The performance of the proposed MRDN was evaluated by comparing the VC obtained via the trained model with the VC measured manually by a radiologist, and the evaluation results were: MAE, 2.637 (± 1.872); MSE, 13.985 (± 24.107); and RMSE, 3.739 (± 2.187). From the Pearson correlation analysis, we found a positive correlation of 0.95 at p < 0.05. We trained DenseNet121, ResNet50, and CARN models for performance comparison with the proposed model. From the performance comparison, the average MAE for the ResNet50 model was 4.825 (± 1.611), 4.474 (± 0.812) for DenseNet121, and 3.496 (± 2.365) for CARN. The data used in the VC measurement process is a segmented map image. Therefore, we estimated that the excessively many parameters did not have a significant effect on measurement of VC, and that CARN and MRDN with relatively shallow depth structure than ResNet50 and DenseNet121 showed higher performance comparing them. Moreover, as comparing to MRDN and CARN, MRDN exhibited higher performance than CARN. This indicates that the receptive fields of various scales through the MRDBs were advantageous for extracting the features of the correlation between the three VBs and the VC. We calculated the compression of all normal and fractured VB. When this calculation is applied to a normal VB adjacent to a vertebral body in which the height of the anterior vertebral body is lost, it can be calculated as a negative value. Therefore, only clinically significant fractured VB were newly evaluated, and the results are shown in Fig. 7 and Table 2. However, the negative data were used for training process, it seems to make throughout the results to be measured lower than the manual measurement.

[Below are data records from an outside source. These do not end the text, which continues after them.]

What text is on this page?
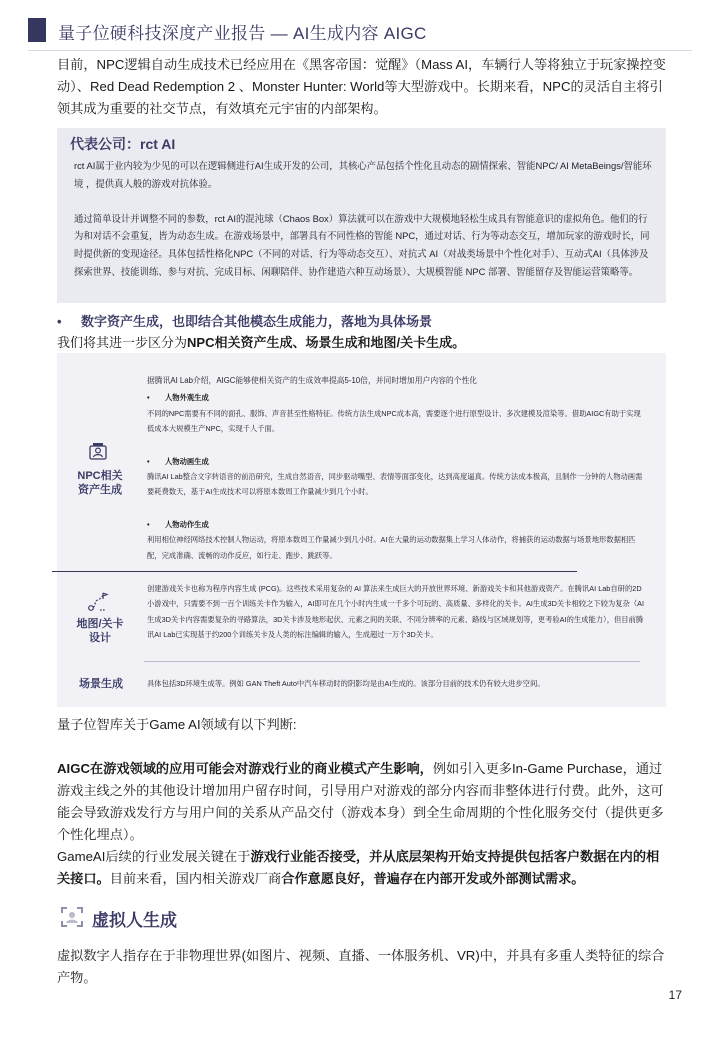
量子位硬科技深度产业报告 — AI生成内容 AIGC
目前，NPC逻辑自动生成技术已经应用在《黑客帝国：觉醒》（Mass AI，车辆行人等将独立于玩家操控变动）、Red Dead Redemption 2 、Monster Hunter: World等大型游戏中。长期来看，NPC的灵活自主将引领其成为重要的社交节点，有效填充元宇宙的内部架构。
代表公司：rct AI

rct AI属于业内较为少见的可以在逻辑侧进行AI生成开发的公司，其核心产品包括个性化且动态的剧情探索、智能NPC/ AI MetaBeings/智能环境 ，提供真人般的游戏对抗体验。

通过简单设计并调整不同的参数，rct AI的混沌球（Chaos Box）算法就可以在游戏中大规模地轻松生成具有智能意识的虚拟角色。他们的行为和对话不会重复，皆为动态生成。在游戏场景中，部署具有不同性格的智能 NPC，通过对话、行为等动态交互，增加玩家的游戏时长，同时提供新的变现途径。具体包括性格化NPC（不同的对话、行为等动态交互）、对抗式 AI（对战类场景中个性化对手）、互动式AI（具体涉及探索世界、技能训练、参与对抗、完成目标、闲聊陪伴、协作建造六种互动场景）、大规模智能 NPC 部署、智能留存及智能运营策略等。

• 数字资产生成，也即结合其他模态生成能力，落地为具体场景
我们将其进一步区分为NPC相关资产生成、场景生成和地图/关卡生成。
NPC相关
资产生成

据腾讯AI Lab介绍，AIGC能够使相关资产的生成效率提高5-10倍，并同时增加用户内容的个性化

• 人物外观生成

不同的NPC需要有不同的面孔、服饰、声音甚至性格特征。传统方法生成NPC成本高，需要逐个进行原型设计、多次建模及渲染等。借助AIGC有助于实现低成本大规模生产NPC，实现千人千面。

• 人物动画生成

腾讯AI Lab整合文字转语音的前沿研究，生成自然语音，同步驱动嘴型、表情等面部变化，达到高度逼真。传统方法成本极高，且制作一分钟的人物动画需要耗费数天，基于AI生成技术可以将原本数周工作量减少到几个小时。

• 人物动作生成

利用相位神经网络技术控制人物运动，将原本数周工作量减少到几小时。AI在大量的运动数据集上学习人体动作，将捕获的运动数据与场景地形数据相匹配，完成准确、流畅的动作反应，如行走、跑步、跳跃等。

地图/关卡
设计

创建游戏关卡也称为程序内容生成 (PCG)。这些技术采用复杂的 AI 算法来生成巨大的开放世界环境、新游戏关卡和其他游戏资产。在腾讯AI Lab自研的2D小游戏中，只需要不到一百个训练关卡作为输入，AI即可在几个小时内生成一千多个可玩的、高质量、多样化的关卡。AI生成3D关卡相较之下较为复杂（AI生成3D关卡内容需要复杂的寻路算法，3D关卡涉及地形起伏、元素之间的关联、不同分辨率的元素、路线与区域规划等，更考验AI的生成能力），但目前腾讯AI Lab已实现基于约200个训练关卡及人类的标注编辑的输入，生成超过一万个3D关卡。

场景生成	具体包括3D环境生成等。例如 GAN Theft Auto中汽车移动时的阴影均是由AI生成的。该部分目前的技术仍有较大进步空间。

量子位智库关于Game AI领域有以下判断:
AIGC在游戏领域的应用可能会对游戏行业的商业模式产生影响，例如引入更多In-Game Purchase，通过游戏主线之外的其他设计增加用户留存时间，引导用户对游戏的部分内容而非整体进行付费。此外，这可能会导致游戏发行方与用户间的关系从产品交付（游戏本身）到全生命周期的个性化服务交付（提供更多个性化埋点）。
GameAI后续的行业发展关键在于游戏行业能否接受，并从底层架构开始支持提供包括客户数据在内的相关接口。目前来看，国内相关游戏厂商合作意愿良好，普遍存在内部开发或外部测试需求。
虚拟人生成
虚拟数字人指存在于非物理世界(如图片、视频、直播、一体服务机、VR)中，并具有多重人类特征的综合产物。
17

In the future, the performance is expected to improve if a superior preprocessing scheme is added and more data, especially fractured severe compression vertebral data, are collected for the training. In addition, because vertebral compression fracture diagnostic indicators include Cobb angle, intervertebral disc height loss, and VC, further studies on measuring these indicators are expected to improve the accuracy of a diagnosis of vertebral compression fractures by assisting in the interpretation of the images. Furthermore, applying this algorithm to the medical picture archiving and communication systems is more practical than directly measuring VC manually as is currently done in the medical field.